Para reflexionar: El "Che" Guevara (II)

A PROPOSITO DEL 40° ANIVERSARIO DE SU MUERTE

Más de 200 ejecuciones políticas atribuidas al “héroe” Che Guevara

La idealización de Ernesto “Che” Guevara está en su punto más alto en el 40° aniversario de su muerte, que se cumplió anteayer. Aquí difundimos una lista parcial de las ejecuciones políticas que se le atribuyen. La información proviene de un libro próximo a publicarse del doctor Armando Lago, de la Universidad de Harvard, quien tiene a su cargo un proyecto de la organización “Cuba Archive”, dirigido a elaborar un registro de los asesinatos y desapariciones por motivos políticos del régimen castrista.


Turistas se fotografían junto al monumento al Che Guevara en la pequeña localidad boliviana de La Higuera, al oeste del departamento de Santa Cruz de la Sierra, donde el guerrillero argentino fue muerto el 9 de octubre de 1967.

Ejecutados por el Che en la Sierra Maestra durante la lucha contra Batista (1957-1958)
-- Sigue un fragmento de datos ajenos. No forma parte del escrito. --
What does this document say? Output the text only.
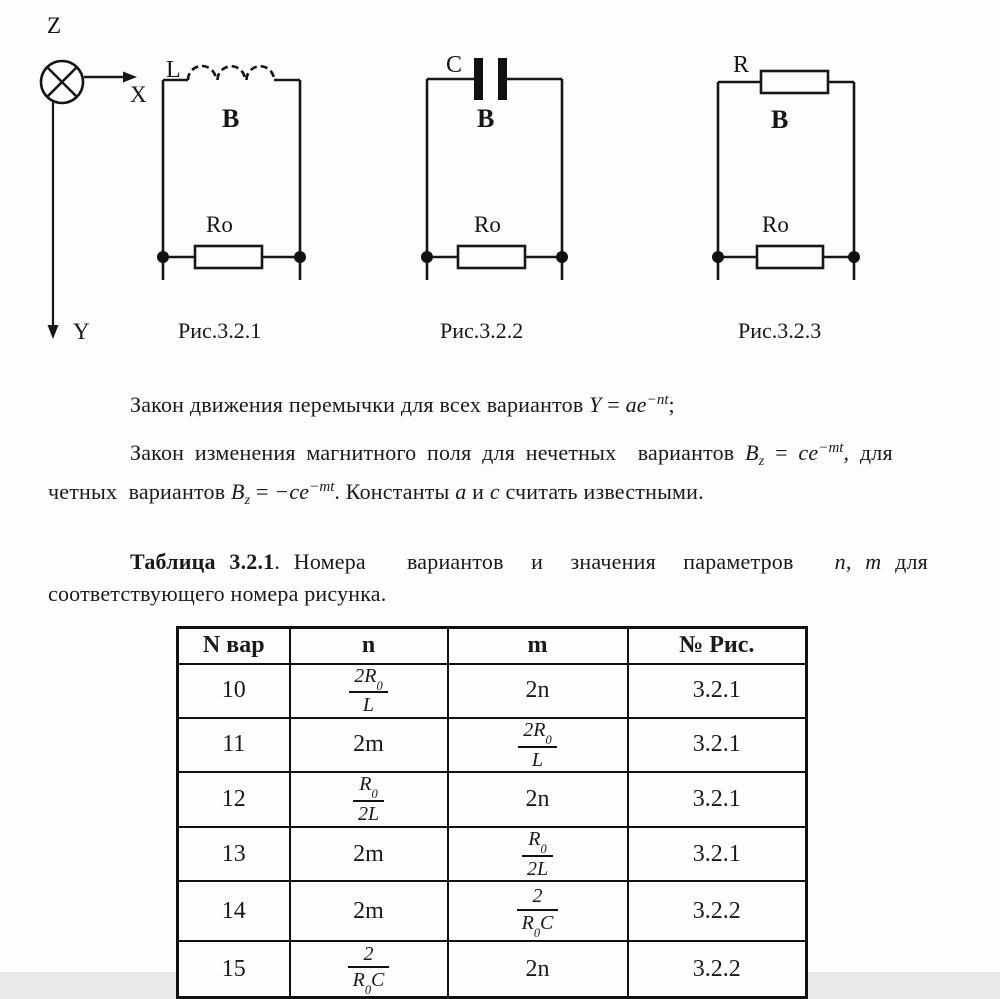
Z
X
Y
L
B
Ro
Рис.3.2.1
C
B
Ro
Рис.3.2.2
R
B
Ro
Рис.3.2.3
Закон движения перемычки для всех вариантов $Y = ae^{-nt}$;
Закон изменения магнитного поля для нечетных  вариантов $B_z = ce^{-mt}$, для
четных  вариантов $B_z = -ce^{-mt}$. Константы a и c считать известными.
Таблица 3.2.1. Номера   вариантов  и  значения  параметров   n, m для
соответствующего номера рисунка.
N вар	n	m	№ Рис.
10	$\frac{2R_0}{L}$	2n	3.2.1
11	2m	$\frac{2R_0}{L}$	3.2.1
12	$\frac{R_0}{2L}$	2n	3.2.1
13	2m	$\frac{R_0}{2L}$	3.2.1
14	2m	$\frac{2}{R_0C}$	3.2.2
15	$\frac{2}{R_0C}$	2n	3.2.2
1. Aristio; 2. Manuel Capitán; 3. Juan Chang; 4. “Bisco” Echevarría Martínez; 5. Eutimio Guerra; 6. Dionisio Lebrigio; 7. Juan Lebrigio; 8. El “Negro” Nápoles; 9. “Chicho” Osorio; 10. Un maestro no identificado (“El Maestro”); 11-12. Dos hermanos, espías del grupo de Masferrer; 13-14. Dos campesinos no identificados.
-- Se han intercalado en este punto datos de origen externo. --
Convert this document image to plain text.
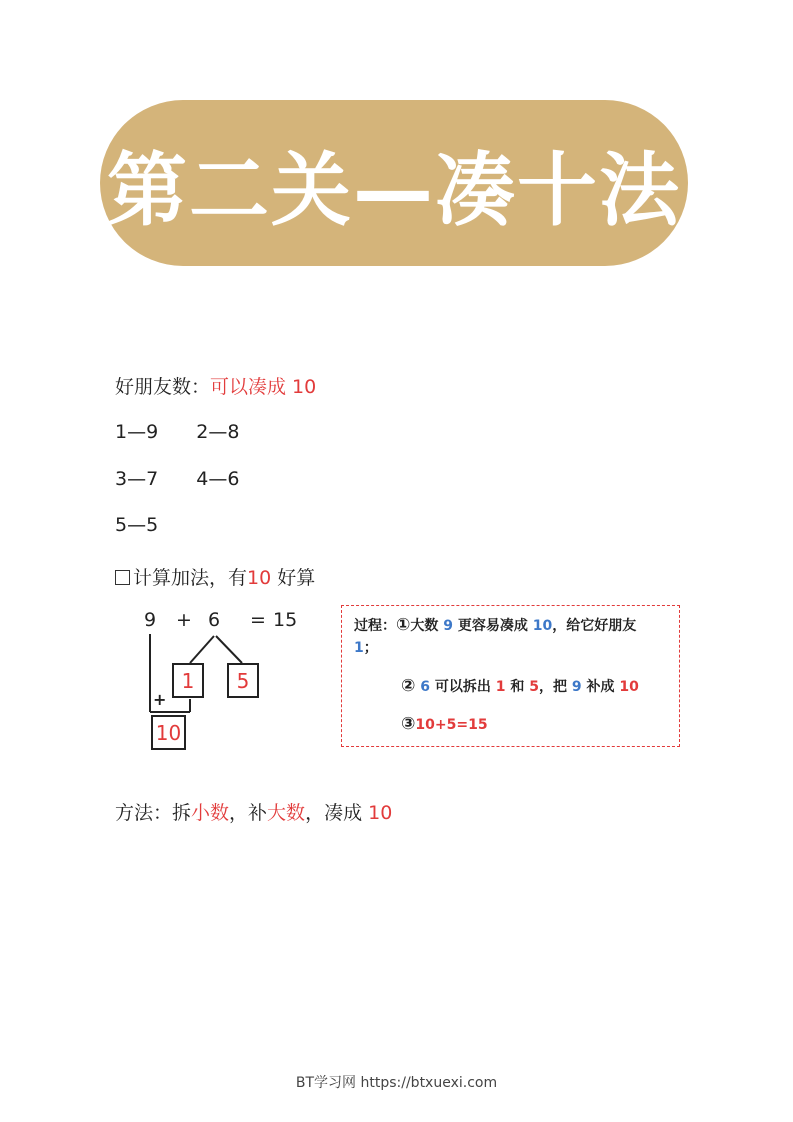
第二关—凑十法
好朋友数：可以凑成 10
1—9 2—8
3—7 4—6
5—5
计算加法，有10 好算
9 + 6 = 15
1	5
+
10
过程：①大数 9 更容易凑成 10，给它好朋友
1；
② 6 可以拆出 1 和 5，把 9 补成 10
③10+5=15
方法：拆小数，补大数，凑成 10
BT学习网 https://btxuexi.com
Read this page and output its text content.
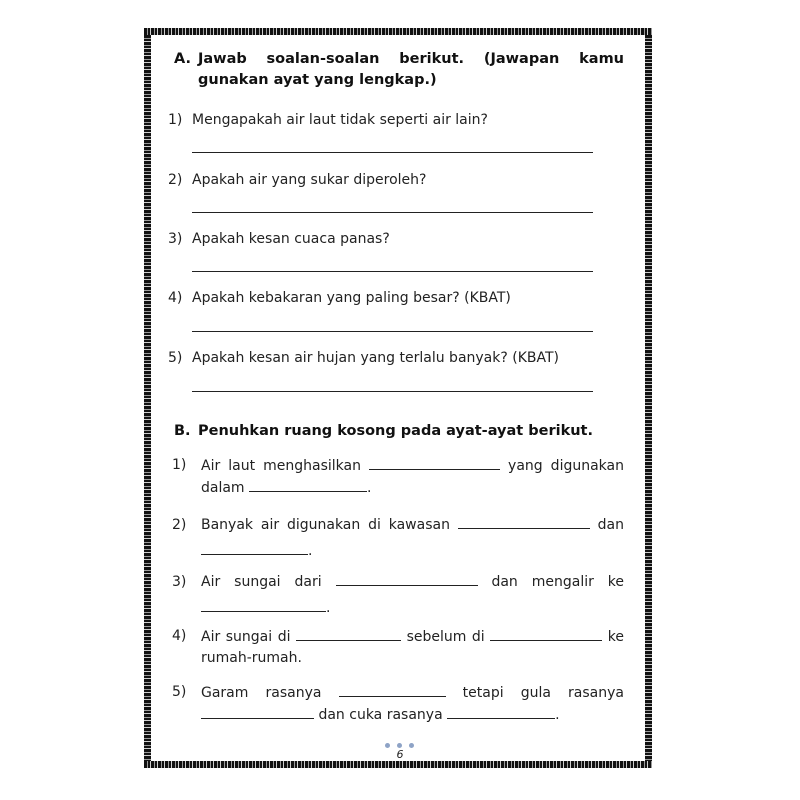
A. Jawab soalan-soalan berikut. (Jawapan kamu gunakan ayat yang lengkap.)
1) Mengapakah air laut tidak seperti air lain?
2) Apakah air yang sukar diperoleh?
3) Apakah kesan cuaca panas?
4) Apakah kebakaran yang paling besar? (KBAT)
5) Apakah kesan air hujan yang terlalu banyak? (KBAT)
B. Penuhkan ruang kosong pada ayat-ayat berikut.
1) Air laut menghasilkan	yang digunakan dalam	.
2) Banyak air digunakan di kawasan	dan .
3) Air sungai dari	dan mengalir ke .
4) Air sungai di	sebelum di	ke rumah-rumah.
5) Garam rasanya	tetapi gula rasanya  dan cuka rasanya	.
6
Ejecutados o enviados a ejecutar por el Che durante su breve comando en Santa Clara (1-3 de enero de 1959)

1. Ramón Alba; 2. José Barroso; 3. Joaquín Casillas Lumpuy; 4. Félix Cruz; 5. Alejandro García Playón; 6. Héctor Mirabal; 7. J. Mirabal; 8. Félix Montano; 9. Cornelio Rojas; 10. Vilalla; 11. Domingo Alvarez Martínez; 12. Cano del Prieto; 13. José Fernández Martínez; 14. José Grizel Segura (Manacas); 15. Arturo Pérez Pérez; 16. Ricardo Rodríguez Pérez; 17. Francisco Rosell; 18. Ignacio Rosell Leyva; 19. Antonio Ruiz Beltrán; 20. Ramón Santos García; 21. Pedro Socarrás; 22. Manuel Valdés; 23. Tace José Veláquez.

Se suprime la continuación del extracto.